Anyone who says the month of January was easy is lying, or not paying attention. A usually predictable event — the peaceful succession of power from one president to the next — was anything but predictable as our country, still raw from the bitter election cycle of 2016, prepared for the giant question of “What comes next?”
As an organization with lots of politically and civically active participants, including many in the San Francisco Bay Area, Moishe House staff have been working every day to figure out how to best respond to and act on recent events. How do we support our residents as they try to process the turmoil around them and try to come out on the other side and how do we represent them when they themselves represent so many different voices?

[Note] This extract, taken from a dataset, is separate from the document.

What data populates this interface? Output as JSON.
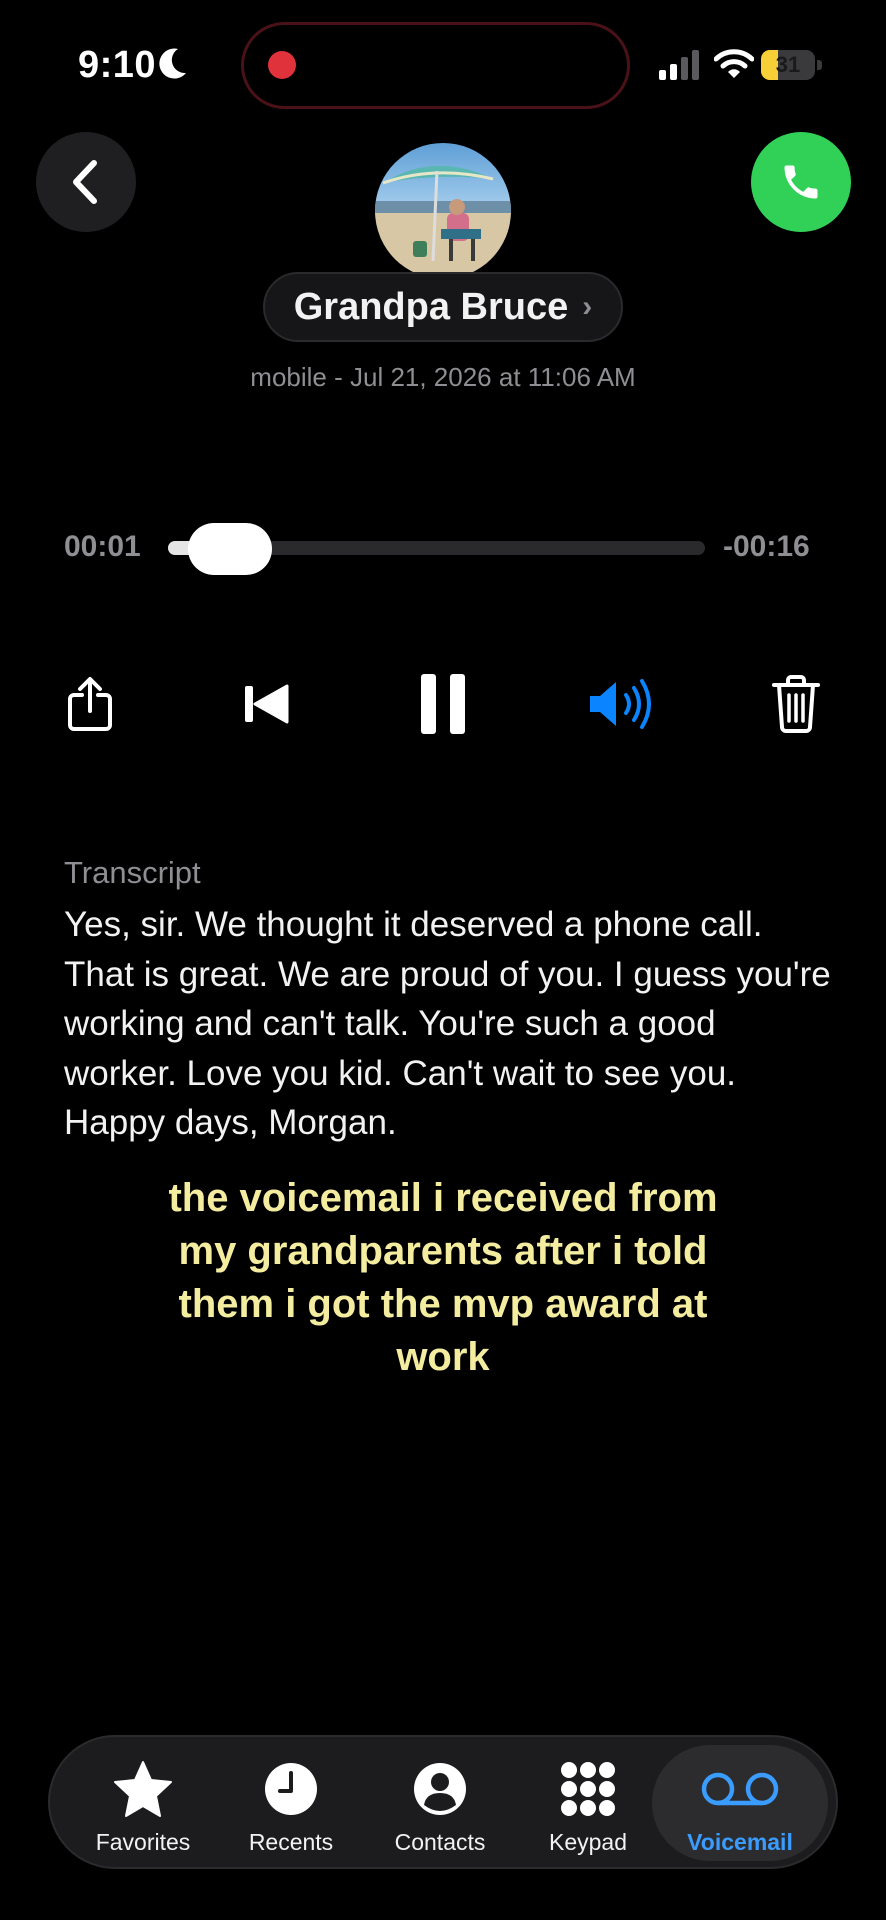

In the Bay Area, these questions and efforts came to a crest at an art gallery in San Francisco on the night of January 20. Across the country, protesters marched and rallies were held, but at this event, entitled a “Unity Shabbat,” there were no protesters or marchers or shouting or fighting. There were 60 young adults from the five Bay Area Moishe Houses, the Federation’s YAD, the Shalom Hartman Institute and Reboot tackling critical social topics head-on through a Seder full of prayer, discussion, song and reflection.
And it was, by all accounts, amazing.
One participant said of the Seder, “The room was a powder keg of raw emotion. Instead of an explosion, Unity Shabbat was able to channel the present energy into a thoughtful conversation on how we stumbled into such divisive times and steps we can take to move forward.”

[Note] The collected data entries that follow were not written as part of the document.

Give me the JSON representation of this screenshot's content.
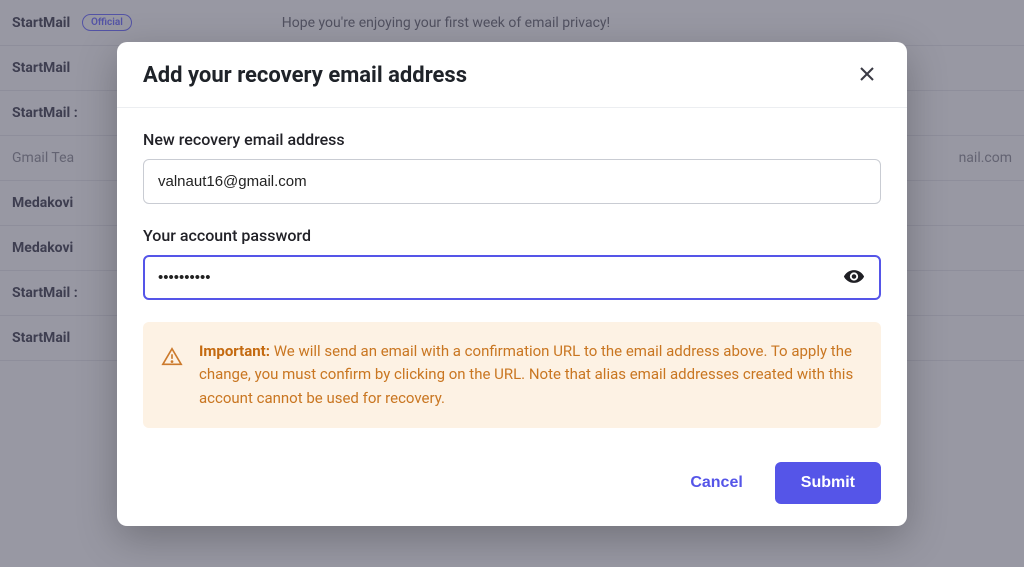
{
  "background": {
    "rows": [
      {
        "sender": "StartMail",
        "badge": "Official",
        "subject": "Hope you're enjoying your first week of email privacy!",
        "right": ""
      },
      {
        "sender": "StartMail",
        "badge": "",
        "subject": "",
        "right": ""
      },
      {
        "sender": "StartMail :",
        "badge": "",
        "subject": "",
        "right": ""
      },
      {
        "sender": "Gmail Tea",
        "badge": "",
        "subject": "",
        "right": "nail.com",
        "light": true
      },
      {
        "sender": "Medakovi",
        "badge": "",
        "subject": "",
        "right": ""
      },
      {
        "sender": "Medakovi",
        "badge": "",
        "subject": "",
        "right": ""
      },
      {
        "sender": "StartMail :",
        "badge": "",
        "subject": "",
        "right": ""
      },
      {
        "sender": "StartMail",
        "badge": "",
        "subject": "",
        "right": ""
      }
    ]
  },
  "modal": {
    "title": "Add your recovery email address",
    "email_label": "New recovery email address",
    "email_value": "valnaut16@gmail.com",
    "password_label": "Your account password",
    "password_value": "••••••••••",
    "alert_prefix": "Important:",
    "alert_body": " We will send an email with a confirmation URL to the email address above. To apply the change, you must confirm by clicking on the URL. Note that alias email addresses created with this account cannot be used for recovery.",
    "cancel_label": "Cancel",
    "submit_label": "Submit"
  }
}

Rabbi Adina Allen, of the Jewish Studio Project, and Joel Stanley, Moishe House’s Senior Director of House Programs, facilitated the evening, while Moishe House residents and community partners led small-group discussions, addressing relevant quotes from Jewish and secular sources, and looking at themes such as working with divergent opinions and how to be effective allies with vulnerable groups.
Rabbi Allen spoke on the parshah, comparing current societal and communal roles to those of the midwives in Egypt, who acted with resilience to effect positive change. The evening ended with song and poetry, from “Olam Chesed Yibaneh” (“the world will be built with love”) to the lyrics of Leonard Cohen (“there is a crack in everything; that’s how the light gets in”) to “We Shall Overcome.”
Asher Kaye, a Moishe House resident in Palo Alto, said “The environment of the Shabbat table, gathering with the tranquility and comradery of the Day of Rest and messages on respectful disagreement, set the atmosphere for serious and engaging conversation.”
This evening wouldn’t have been possible without the Jim Joseph Foundation and the Charles and Lynn Schusterman Family Foundation, and we felt incredibly proud to be part of this group who made it possible for these young adults, these young leaders, to come together, support each other, and think about shared values and a deeper purpose.
The Unity Shabbat took place in January, yet it seems as if the fractures that appeared during the election and leading to the inauguration are deepening, rather than closing. If we could each act in the same manner as the young leaders at the Unity Shabbat — acting and speaking from a place of healing and a desire to reach common ground — I think we could find that our ability to repair the things that divide us are just as strong as the things that seek to tear us apart.